Alma de negro (El libro del Buen Autor II)

(continuación de Negro del Alma)

Fuimos juntos al colegio. Como muchos adolescentes, desarrollamos una torrencial vocación por la escritura que desaguaba en las páginas de un diario presuntamente secreto, pero escrito para ser exhibido. Alguna vez lo hicimos entre nosotros, y nos reíamos nerviosamente al vernos reflejado el uno en la mirada del otro. Palabras mayores eran las redacciones escolares. Se me daba bien aquel banco de pruebas del arte literario, y el profesor, que era nuestro referente, me premiaba con las mejores notas.
Escribir me resulta fácil. Yo no sueño o fantaseo de la misma manera que los demás. No me ausento, no me abandono, no dejo vagar la mente entre imágenes, escenas y pensamientos deslavazados. Yo compongo frases y párrafos, enhebro, hilo. Mi necesidad de arquitectura, de cohesión, es obsesiva, y quizás me viene de mi temprana afición al ajedrez, que me llevaba a resolver problemas, continuaciones y finales incluso en el más profundo de los sueños. Por eso, en la duermevela de una noche, mi mente crea formas literarias, ensarta metáforas, comparaciones y argumentos prolijos. He llegado a componer páginas completas en mi memoria durmiente, entre vuelta y vuelta de almohada desde las cuatro a las cinco de la madrugada. Páginas que no olvido, aunque tarde horas en ponerlas por escrito, pues en cuanto empiezo, todo el texto fluye con la necesidad de un orden lógico, apretado. La gloria de un texto es que cada palabra lleve a la siguiente, y que su encadenamiento sea tan exacto que la falta de una sola de ellas sea tan evidente como la pieza que deja incompleto un puzle.
Cándido siempre me sirvió de oyente disfrazado de interlocutor. Quizás por eso él pensaba que mis redacciones se habían fraguado entre nosotros, en el aparte que hacíamos en el recreo mientras comíamos nuestro bocadillo, o en esos momentos de oscuridad de la noche en los que el flexo de estudio iluminaba cegadoramente la mesa entre nosotros. Luz en la oscuridad, eso es la escritura.
Una vez probamos a intercambiar nuestras redacciones. La puntuación que recibieran no me importaba, porque yo iba sobrado en los parciales y sabía que la redacción de Cándido sería suficiente para mantener alta la nota. Lo que yo había querido escribir, escrito estaba, y lo había leído Cándido, y después lo leería el profesor. Ese era el problema de nuestras redacciones: que no tenían más lectores que nosotros mismos y el profesor. A los compañeros de clase, la verdad, lo único que les importaba era la nota.
El profesor felicitó a Cándido delante de todos, y a mí me miró de forma especial. Estoy seguro de que reconoció cuál era mi texto. No sé qué composición de lugar se haría. No había motivos para lo que habíamos hecho. Cándido no necesitaba buena nota para pasar el curso, iba sobrado.

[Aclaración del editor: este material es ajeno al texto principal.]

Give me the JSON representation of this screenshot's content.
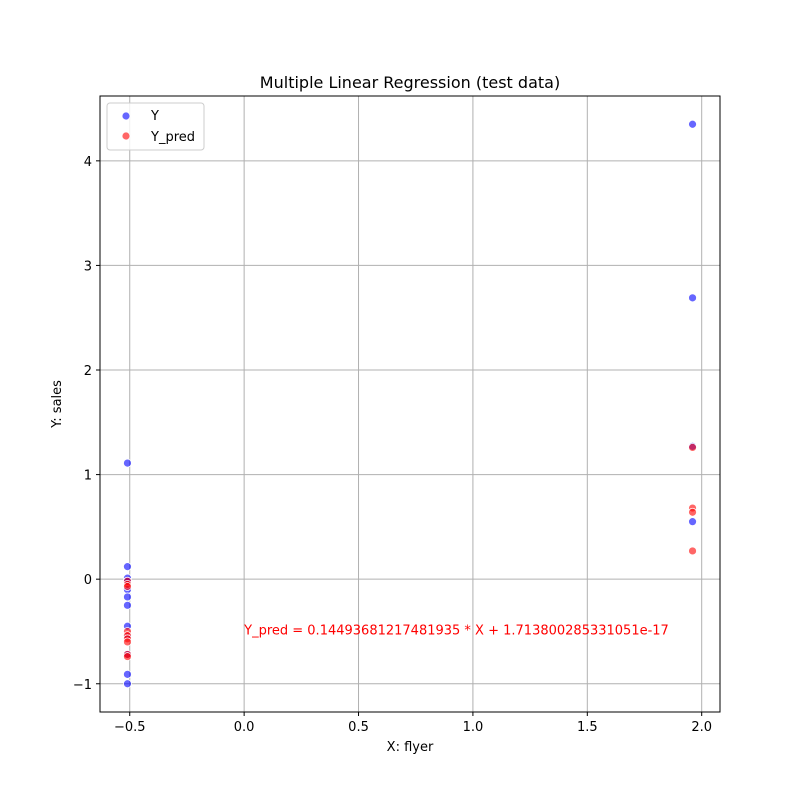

Después del colegio nos perdimos de vista. Yo hice un Erasmus en Alemania, y vagabundeé aquí y allá. Fui guía turístico en Alemania un par de años. Después, gracias a mis conocimientos de lenguas germánicas, encontré un arreglo mejor en Noruega y en Islandia. Trabajaba como un poseso durante la temporada alta, cuando el día es interminable y los viajeros del sur urbano y civilizado suben a admirar la naturaleza virginal y exótica, los fiordos con paredes verticales de centenares de metros, los glaciares inmensos, irredentos, las cascadas atronadoras, la fuerza escondida y amenazadora de los volcanes y la lava. Dedicaba el otoño, invierno y primavera a vivir de lo ahorrado, escribiendo sin parar. Las noches largas, interminables, la nieve por doquier que amortigua todos los sonidos, el frío, que recluye a personas y animales en sus abrigo, todo invita a la escritura en soledad. Demasiada soledad. Volví.

Porque escribir requiere un lector referente. Tienes que inventártelo, imaginártelo, suponerlo. Sin nadie a quien dirigirte, la escritura no sale. Quizás era ese el papel que Cándido y el profesor hacían para mí en los años escolares. Pero claro, sueñas con dirigirte a un público inmenso, tan inmenso como tus ganas de escribir.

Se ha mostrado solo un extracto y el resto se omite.